Rishi Sunak is under pressure to use today’s financial statement to deliver relief for hard-pressed households amid the biggest “cost of living crisis” for decades.
Against the backdrop of a 1970s-style energy crunch, the chancellor is expected to help households facing soaring energy, petrol and food bills as well as rising taxes.
Sunak is widely expected to cut fuel duty.
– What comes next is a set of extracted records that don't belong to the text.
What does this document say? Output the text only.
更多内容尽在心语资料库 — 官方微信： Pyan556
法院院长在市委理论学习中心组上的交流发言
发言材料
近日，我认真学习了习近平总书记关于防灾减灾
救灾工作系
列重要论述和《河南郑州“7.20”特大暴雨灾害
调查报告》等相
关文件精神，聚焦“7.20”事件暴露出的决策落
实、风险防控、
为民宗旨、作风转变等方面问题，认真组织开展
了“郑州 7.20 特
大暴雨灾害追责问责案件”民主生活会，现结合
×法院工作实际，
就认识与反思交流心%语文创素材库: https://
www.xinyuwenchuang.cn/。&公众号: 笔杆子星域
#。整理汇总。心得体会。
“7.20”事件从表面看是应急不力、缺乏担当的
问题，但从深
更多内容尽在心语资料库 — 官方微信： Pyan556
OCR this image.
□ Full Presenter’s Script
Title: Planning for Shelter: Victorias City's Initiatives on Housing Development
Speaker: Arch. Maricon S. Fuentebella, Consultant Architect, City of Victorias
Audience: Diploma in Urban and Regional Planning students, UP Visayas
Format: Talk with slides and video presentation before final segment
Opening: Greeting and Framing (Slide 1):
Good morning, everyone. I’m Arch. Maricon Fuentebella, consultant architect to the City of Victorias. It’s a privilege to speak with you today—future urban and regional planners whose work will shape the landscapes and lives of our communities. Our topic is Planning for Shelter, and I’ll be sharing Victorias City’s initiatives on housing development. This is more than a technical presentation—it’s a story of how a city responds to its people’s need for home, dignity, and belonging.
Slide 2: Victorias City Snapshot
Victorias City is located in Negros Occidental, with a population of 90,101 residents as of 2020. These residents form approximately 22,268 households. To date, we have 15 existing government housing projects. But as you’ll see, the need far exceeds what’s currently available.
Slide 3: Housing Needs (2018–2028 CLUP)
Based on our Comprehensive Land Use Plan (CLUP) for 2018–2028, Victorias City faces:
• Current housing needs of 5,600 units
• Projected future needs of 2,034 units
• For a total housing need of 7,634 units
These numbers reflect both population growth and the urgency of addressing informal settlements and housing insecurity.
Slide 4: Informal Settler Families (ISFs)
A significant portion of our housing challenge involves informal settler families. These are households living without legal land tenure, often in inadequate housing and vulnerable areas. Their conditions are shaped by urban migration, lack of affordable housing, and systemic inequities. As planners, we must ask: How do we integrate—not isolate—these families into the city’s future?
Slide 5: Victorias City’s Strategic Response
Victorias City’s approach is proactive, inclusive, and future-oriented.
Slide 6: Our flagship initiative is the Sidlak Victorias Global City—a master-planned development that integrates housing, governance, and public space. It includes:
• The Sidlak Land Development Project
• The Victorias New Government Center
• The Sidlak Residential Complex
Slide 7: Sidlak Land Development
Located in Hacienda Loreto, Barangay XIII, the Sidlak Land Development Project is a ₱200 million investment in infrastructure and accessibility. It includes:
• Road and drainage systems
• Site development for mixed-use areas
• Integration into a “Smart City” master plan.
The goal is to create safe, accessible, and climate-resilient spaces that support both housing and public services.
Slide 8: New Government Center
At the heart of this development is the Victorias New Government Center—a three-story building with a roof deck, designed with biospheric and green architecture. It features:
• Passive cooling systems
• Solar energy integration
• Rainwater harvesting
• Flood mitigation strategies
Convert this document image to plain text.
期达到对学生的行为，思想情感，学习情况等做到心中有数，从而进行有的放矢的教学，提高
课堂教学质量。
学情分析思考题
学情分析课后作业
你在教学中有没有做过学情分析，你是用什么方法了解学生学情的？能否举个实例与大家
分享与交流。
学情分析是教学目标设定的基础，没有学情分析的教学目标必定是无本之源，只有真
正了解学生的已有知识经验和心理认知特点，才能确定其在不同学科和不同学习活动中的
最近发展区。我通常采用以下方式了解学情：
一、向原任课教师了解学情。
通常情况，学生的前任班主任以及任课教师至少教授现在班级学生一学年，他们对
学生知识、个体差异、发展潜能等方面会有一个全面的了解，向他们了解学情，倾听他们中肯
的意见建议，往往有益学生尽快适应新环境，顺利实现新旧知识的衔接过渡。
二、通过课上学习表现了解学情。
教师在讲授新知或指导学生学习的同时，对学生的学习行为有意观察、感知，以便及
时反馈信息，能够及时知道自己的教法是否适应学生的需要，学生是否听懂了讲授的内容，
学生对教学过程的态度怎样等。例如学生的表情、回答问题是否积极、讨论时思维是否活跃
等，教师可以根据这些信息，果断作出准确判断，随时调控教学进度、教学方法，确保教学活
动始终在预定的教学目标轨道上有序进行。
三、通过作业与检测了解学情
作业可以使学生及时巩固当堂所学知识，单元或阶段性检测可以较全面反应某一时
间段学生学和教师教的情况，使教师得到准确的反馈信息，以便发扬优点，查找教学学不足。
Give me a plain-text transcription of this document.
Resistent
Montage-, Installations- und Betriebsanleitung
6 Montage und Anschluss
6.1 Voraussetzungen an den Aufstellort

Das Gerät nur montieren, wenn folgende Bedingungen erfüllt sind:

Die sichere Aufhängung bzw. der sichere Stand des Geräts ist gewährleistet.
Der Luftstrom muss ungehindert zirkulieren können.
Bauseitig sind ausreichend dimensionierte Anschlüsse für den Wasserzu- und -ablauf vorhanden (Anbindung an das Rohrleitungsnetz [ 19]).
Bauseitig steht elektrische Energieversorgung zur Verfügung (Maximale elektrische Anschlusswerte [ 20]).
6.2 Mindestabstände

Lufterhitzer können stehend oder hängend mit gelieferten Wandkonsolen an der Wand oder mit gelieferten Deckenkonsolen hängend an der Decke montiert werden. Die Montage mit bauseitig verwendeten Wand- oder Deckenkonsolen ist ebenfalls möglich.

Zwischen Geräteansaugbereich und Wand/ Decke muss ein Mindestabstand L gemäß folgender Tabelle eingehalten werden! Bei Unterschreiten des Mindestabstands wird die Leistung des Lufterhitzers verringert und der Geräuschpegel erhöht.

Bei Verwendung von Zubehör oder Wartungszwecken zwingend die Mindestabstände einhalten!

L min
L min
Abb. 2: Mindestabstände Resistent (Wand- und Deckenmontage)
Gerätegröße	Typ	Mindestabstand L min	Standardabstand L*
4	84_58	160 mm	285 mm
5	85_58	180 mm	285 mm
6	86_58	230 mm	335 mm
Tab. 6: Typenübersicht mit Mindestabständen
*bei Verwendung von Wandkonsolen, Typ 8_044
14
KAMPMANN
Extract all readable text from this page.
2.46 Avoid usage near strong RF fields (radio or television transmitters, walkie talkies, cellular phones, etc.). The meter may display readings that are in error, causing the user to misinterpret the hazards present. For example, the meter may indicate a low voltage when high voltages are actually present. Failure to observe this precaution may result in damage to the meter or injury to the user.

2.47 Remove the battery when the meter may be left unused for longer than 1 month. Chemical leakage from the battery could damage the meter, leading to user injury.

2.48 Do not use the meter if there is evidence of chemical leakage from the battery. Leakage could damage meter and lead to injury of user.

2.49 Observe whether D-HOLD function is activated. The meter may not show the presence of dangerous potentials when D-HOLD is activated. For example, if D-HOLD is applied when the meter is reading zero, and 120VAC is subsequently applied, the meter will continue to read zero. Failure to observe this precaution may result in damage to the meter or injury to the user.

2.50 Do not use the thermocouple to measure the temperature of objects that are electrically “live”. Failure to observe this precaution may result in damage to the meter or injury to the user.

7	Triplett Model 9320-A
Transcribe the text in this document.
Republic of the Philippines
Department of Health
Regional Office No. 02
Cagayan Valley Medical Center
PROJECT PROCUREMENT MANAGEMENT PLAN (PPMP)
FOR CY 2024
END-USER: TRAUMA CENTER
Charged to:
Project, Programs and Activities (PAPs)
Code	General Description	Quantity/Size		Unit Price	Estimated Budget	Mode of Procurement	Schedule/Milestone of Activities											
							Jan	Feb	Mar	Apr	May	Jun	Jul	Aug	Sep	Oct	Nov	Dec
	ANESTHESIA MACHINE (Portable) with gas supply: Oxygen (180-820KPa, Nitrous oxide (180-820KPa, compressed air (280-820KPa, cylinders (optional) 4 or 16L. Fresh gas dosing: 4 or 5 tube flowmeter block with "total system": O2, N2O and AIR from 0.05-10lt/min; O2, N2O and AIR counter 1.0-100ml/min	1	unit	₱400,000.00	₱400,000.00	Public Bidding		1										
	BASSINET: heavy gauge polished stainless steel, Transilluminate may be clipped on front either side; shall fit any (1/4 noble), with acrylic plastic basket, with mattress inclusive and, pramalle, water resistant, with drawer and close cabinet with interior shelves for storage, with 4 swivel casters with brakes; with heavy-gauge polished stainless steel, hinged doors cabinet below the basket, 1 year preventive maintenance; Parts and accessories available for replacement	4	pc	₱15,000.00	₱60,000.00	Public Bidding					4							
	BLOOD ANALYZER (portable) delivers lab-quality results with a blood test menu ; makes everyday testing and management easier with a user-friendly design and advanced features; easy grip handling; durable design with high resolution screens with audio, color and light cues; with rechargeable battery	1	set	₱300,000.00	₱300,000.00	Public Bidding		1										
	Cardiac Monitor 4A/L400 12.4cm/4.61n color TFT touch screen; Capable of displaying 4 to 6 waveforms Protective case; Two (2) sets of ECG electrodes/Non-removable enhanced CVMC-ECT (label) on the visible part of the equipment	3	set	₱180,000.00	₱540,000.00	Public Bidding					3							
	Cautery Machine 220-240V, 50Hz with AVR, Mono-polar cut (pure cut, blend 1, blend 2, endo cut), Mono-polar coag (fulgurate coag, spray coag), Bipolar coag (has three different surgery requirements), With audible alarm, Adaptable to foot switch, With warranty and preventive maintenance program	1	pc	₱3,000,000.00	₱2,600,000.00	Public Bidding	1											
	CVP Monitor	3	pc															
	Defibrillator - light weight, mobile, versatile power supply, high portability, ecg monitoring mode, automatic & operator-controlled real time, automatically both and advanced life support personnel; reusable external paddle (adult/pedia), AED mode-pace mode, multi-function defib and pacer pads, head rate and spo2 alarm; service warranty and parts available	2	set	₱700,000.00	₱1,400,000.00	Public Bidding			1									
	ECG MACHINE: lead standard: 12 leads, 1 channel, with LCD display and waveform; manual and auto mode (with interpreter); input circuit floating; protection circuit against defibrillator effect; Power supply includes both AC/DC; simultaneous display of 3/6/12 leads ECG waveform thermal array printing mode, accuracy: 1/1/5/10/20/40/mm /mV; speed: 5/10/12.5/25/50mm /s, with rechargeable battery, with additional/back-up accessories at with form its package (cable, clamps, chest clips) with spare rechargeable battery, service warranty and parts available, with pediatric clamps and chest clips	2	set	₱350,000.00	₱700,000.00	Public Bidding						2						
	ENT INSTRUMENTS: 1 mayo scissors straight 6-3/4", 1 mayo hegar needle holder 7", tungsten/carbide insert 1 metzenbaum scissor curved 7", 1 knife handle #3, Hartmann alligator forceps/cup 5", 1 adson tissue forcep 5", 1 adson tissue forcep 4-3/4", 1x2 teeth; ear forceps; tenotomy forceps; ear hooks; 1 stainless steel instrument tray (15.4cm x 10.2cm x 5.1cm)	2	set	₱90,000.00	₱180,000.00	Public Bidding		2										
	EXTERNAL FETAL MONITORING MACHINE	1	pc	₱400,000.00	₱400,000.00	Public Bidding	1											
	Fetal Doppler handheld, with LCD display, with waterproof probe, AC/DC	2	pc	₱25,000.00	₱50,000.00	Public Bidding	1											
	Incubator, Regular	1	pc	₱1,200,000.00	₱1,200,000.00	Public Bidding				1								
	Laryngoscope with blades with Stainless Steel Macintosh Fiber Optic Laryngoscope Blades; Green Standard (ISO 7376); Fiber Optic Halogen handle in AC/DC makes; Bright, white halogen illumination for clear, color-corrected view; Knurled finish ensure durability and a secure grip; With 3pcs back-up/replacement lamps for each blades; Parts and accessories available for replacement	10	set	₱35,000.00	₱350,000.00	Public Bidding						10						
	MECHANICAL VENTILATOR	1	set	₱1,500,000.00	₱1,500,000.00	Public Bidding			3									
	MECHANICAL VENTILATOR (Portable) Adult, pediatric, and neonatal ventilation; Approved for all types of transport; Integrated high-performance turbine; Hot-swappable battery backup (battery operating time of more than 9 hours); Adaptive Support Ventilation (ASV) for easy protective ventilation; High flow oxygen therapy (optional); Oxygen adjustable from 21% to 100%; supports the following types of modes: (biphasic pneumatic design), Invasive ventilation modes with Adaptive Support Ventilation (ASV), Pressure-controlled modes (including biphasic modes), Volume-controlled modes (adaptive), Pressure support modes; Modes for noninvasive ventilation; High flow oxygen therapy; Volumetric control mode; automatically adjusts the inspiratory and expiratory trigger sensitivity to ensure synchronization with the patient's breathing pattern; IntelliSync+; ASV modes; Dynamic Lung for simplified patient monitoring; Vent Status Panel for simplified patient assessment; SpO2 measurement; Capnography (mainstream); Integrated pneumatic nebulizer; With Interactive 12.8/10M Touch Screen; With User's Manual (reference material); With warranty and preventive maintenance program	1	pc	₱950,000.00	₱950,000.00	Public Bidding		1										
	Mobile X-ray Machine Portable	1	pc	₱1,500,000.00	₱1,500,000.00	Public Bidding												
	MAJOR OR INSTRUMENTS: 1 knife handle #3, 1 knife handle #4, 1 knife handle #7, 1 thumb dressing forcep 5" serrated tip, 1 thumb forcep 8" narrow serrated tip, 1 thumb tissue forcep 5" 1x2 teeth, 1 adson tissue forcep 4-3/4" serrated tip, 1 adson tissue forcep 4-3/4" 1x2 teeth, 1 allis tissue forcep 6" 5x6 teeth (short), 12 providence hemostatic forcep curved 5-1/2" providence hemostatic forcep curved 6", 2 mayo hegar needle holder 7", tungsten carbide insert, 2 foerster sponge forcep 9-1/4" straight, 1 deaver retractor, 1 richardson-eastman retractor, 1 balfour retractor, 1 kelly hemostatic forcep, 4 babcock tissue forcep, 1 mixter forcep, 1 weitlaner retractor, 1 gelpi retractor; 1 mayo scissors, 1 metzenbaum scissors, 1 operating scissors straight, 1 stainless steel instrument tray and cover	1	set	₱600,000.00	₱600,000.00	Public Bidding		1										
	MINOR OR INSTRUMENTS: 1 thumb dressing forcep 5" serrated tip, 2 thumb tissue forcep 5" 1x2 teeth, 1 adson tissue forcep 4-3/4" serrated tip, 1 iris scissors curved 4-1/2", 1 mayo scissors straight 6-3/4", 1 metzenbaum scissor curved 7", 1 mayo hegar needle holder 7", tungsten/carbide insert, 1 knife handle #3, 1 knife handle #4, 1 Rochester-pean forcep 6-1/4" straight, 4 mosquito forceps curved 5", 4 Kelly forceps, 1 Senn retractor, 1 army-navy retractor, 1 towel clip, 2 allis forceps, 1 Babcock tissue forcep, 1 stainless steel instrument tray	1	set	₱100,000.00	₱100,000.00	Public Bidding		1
Some MPs hope that he will cut taxes or reduce the impact of the planned 1.25 percentage point rise in National Insurance contributions, designed to raise £12bn for the NHS and social care.
Yet officials have played down the idea that the chancellor could use today’s statement to provide a fresh support package for household energy bills.
In February, Sunak announced a £9bn package to help people deal with spiraling bills, including a £200 loan to every household and a further £150 rebate for those in council tax bands A to D.
That was designed to help address a jump in the “energy cap” — which governs most domestic fuel bills — from £1,277 to £1,971 from April.
Since then, however, Russia’s invasion of Ukraine has caused another jump in wholesale gas prices which could — experts believe — propel annual bills to more than £3,000 by the year-end.
However, officials have briefed in recent weeks that it would be premature to announce specific measures to address the next increase in the energy cap when it will not be announced by energy regulator Ofgem in August — coming into effect in October.